Salty beer, so sweet, Big Jim’s tears. “Make Me a River” is what we sing, and Big Jim’s tears are just like that, as smooth and sweet as the stars drizzling down their hot white grease. Big Jim’s old and he’s dumb but he’s a nigger like me and he actually ain’t just a man at all but a Bi-sex, a two-way human, one who got the qualities of both human races, man and woman, and who tells me stories of his mama, a fat old Black lady with big red eyes and giant feet with only three toes as big as fists on each foot who made a fortune in the circus until someone found out she shot herself full of silicon, and how his mama was violated by a animal of no known origin, a animal as big as a whale with flippers to match and in no way sexed like us. Made her lie down inside the circus tent early one morning while he grabbed the big top and came not like any normal man but kind of by seepage, a slow creeping gas of a come that kind of snuck into his mama’s pores like sweat going backwards and made her pregnant in her eyes and tits and stomach all at once. Now this man, Jim says, was no man, no way like us, a face like a fish but with smoking and bubbling see-through skin that smelt like that oily snake piss, and this so close to the swamp where Big Jim was later born gave everybody the suspicion that the government people were right when they called the mystery landings there by the name of swamp gas — swamp gas, like a big buzz of fireflies through the woods, they said, the ones who saw, as big as a whale but as light as a balloon.
They, his mama’s relatives, made Big Jim a hero and a goat. They kept changing their minds. Sometimes they’d hook up a big plough to his hunched shoulders and make him furrow the ground like a work animal, or else squeeze his baby boop breasts for milk. Then other times they’d turn around and fill him full of strange green stalks of food and real quick look for gas from his anus, like as if they expected yellow firefly clouds to pop right out and show em what his father looked like. They’d stroke his sexes, both of em at once, and all of em would come and enjoy him two at a time, shushing their youngsters and shooing jealous neighbors away. They clipped his hair in horns and bruised his eyeballs yellow, sometimes punched him green and veiny in the stomach till he hollered and admitted he came from his mama’s eye and was only as big as a green pea when he first came out.
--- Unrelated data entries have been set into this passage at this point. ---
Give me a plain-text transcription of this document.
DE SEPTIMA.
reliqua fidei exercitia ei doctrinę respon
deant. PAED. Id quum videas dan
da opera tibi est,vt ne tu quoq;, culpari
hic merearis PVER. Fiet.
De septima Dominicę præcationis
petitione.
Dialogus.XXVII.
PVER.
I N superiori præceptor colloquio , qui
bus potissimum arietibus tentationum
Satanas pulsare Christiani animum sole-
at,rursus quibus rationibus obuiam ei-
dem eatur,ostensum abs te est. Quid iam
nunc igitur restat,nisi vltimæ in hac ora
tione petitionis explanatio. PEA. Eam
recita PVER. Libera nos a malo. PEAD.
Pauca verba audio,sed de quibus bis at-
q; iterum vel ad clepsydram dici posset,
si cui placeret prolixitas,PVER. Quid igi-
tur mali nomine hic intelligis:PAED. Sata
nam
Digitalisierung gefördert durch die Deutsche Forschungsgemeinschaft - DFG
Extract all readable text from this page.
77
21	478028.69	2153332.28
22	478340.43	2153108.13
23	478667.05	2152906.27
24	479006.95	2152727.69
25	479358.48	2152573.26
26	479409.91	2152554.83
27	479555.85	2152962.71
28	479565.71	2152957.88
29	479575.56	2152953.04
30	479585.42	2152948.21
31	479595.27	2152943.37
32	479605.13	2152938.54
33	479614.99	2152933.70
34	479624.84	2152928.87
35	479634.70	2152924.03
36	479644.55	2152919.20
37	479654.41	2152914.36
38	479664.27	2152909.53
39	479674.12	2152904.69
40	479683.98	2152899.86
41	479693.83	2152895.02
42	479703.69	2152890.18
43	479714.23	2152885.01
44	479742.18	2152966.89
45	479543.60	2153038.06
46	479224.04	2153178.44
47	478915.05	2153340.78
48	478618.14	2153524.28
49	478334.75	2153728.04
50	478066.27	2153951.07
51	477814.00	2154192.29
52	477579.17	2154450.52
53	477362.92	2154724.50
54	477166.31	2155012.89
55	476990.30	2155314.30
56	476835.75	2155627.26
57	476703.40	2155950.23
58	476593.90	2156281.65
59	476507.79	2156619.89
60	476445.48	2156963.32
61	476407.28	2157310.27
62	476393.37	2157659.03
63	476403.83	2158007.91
His mama left the earth the day he was born, Big Jim told me once, and he never knew what else came out that day.
Those electrical worms we grab out of the river — sometimes we whirl em around our heads and get em hot and glowing and pretend we’re on a space ship jumping through the sky. Sure, we’ve seen plenty of stars pissing, we seen whale-size men sailing through the sky, sometimes Big Jim will get a fat tear in the corner of his eye like as if the whale men reminded him of his lost father and I kiss it away cause with Big Jim I got no pride and no special sex.
Our voices sail like milky strings between the stars. Someday they’ll fall back down. But right now we got a home no white-meat singer could ever guess, we got tunes to carry us to eternity, we got songs only niggers can sing.